Didalam angkot, ketiga cewe yang aku yakin satu sekolah dnganku itu masih saja menggosip tanpa memperdulikan sekitar. Samar samar aku dengar pembicaraan mereka.

“Eh, zaro lagi deket ya sama jane?” tanya salah satu dari mereka yang memakai cardingan berwarna abu abu. Aku kontan melotot mendengarnya. Gawat. Jane itu kapten cheers. Aku akan sangat sulit bersaing dngannya.

”Kayaknya sih gitu. Kemarin aku liat mereka pulang bareng“ jawab cewe satunya yang berambut keriting. Oh tidak! Aku merasakan hawa panas yang tiba tiba saja menjalar masuk ketubuhku.

“aku juga liat kemaren zaro minjemin jane jaket waktu tuh cewe ketumpahan jus” sambung cewe satunya yang kelihatannya chinees bila dilihat dari matanya yang sipit sipit gitu. Aku kembali mengatur degup jantungku yang rasanya bergerak liar. Aku tidak mau mendengarnya lagi. Berhenti!

”So sweet bgt yah mereka. Aku jadi ngiri deh.“
Hentikan!

“Lo g liat kan waktu mereka suap suapan dikantin. Wuhh, bikin geger!”
Stop!

”Iya sih, mereka emang kelihatannya cocok kok. Kapten basket sama...“

“Stoooop!” aku sudah tidak tahan lagi. Mereka itu apa apaan sih.
Tapi baru sekarang aku menyadari tatapan membunuh dari seisi angkot dari mulai tiga cewe bergrombol itu sampai satu ibu ibu tua, dan bahkan sang sopir angkot.

”Santai aja bisa kali neng“ sindir bapak sopir angkot itu.

“Maaf” aku bergumam kecil seraya bersiap siap turun dari angkot dan menyerahkan selembar uang dua ribuan. Sudah kepalang tanggung. Udah ku stop masa iya g jadi turun.

***

Sekarang bahkan aku bertambah menyedihkan. Aku turun ditempat yang tidak ku kenal. Ini baru setengah perjalanan. Dan aku sendiri. Seperti orang ilang.
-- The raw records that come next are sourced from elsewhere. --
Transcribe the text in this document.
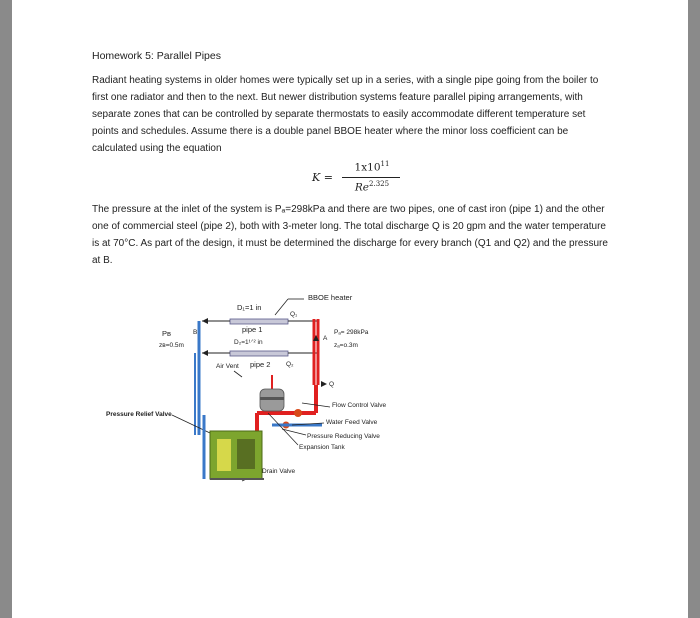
Homework 5: Parallel Pipes

Radiant heating systems in older homes were typically set up in a series, with a single pipe going from the boiler to first one radiator and then to the next. But newer distribution systems feature parallel piping arrangements, with separate zones that can be controlled by separate thermostats to easily accommodate different temperature set points and schedules. Assume there is a double panel BBOE heater where the minor loss coefficient can be calculated using the equation

K =
$1x10^{11}$
$Re^{2.325}$

The pressure at the inlet of the system is Pₐ=298kPa and there are two pipes, one of cast iron (pipe 1) and the other one of commercial steel (pipe 2), both with 3-meter long. The total discharge Q is 20 gpm and the water temperature is at 70°C. As part of the design, it must be determined the discharge for every branch (Q1 and Q2) and the pressure at B.

BBOE heater
D₁=1 in
Q₁
pipe 1
D₂=1¹ᐟ² in
Pʙ	B
zʙ=0.5m
A
Pₐ= 298kPa
zₐ=o.3m
Air Vent pipe 2 Q₂
Q
Flow Control Valve
Pressure Relief Valve
Water Feed Valve
Pressure Reducing Valve
Expansion Tank
Drain Valve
Ini bukan halte. Jadi sekarang aku benar benar bingung akan berlindung dimana karena langit mulai menumpahkan isinya kebumi. Ya tuhan.. Sial bgt sih aku ini.

Aku mulai berjalan sendirian ditengah gerimis yang dengan bangganya menyiramku dengan air. Ah itu! Aku memekik senang melihat sebuah toko yang kelihatannya sudah tidak dipakai lagi. Ini memang baru pukul tiga. Tapi entah mengapa langit menyulapnya sehingga terlihat seperti pukul lima sore. Aku benar benar takut berada disini sendirian. Apalagi langit benar benar jadi gelap karena awan mendung. Dingin sekali..

Aku meringkuk dan berjongkok sambil memeluk tubuhku sendiri dengan kedua tangan. Tak terasa aku sudah menitikkan air mata.

Kututup wajahku dengan telapak tangan. Tiba tiba saja petir menggelegar dan hujan semakin deras mengguyur bumi. Aku semakin takut. Aku benci pada petir.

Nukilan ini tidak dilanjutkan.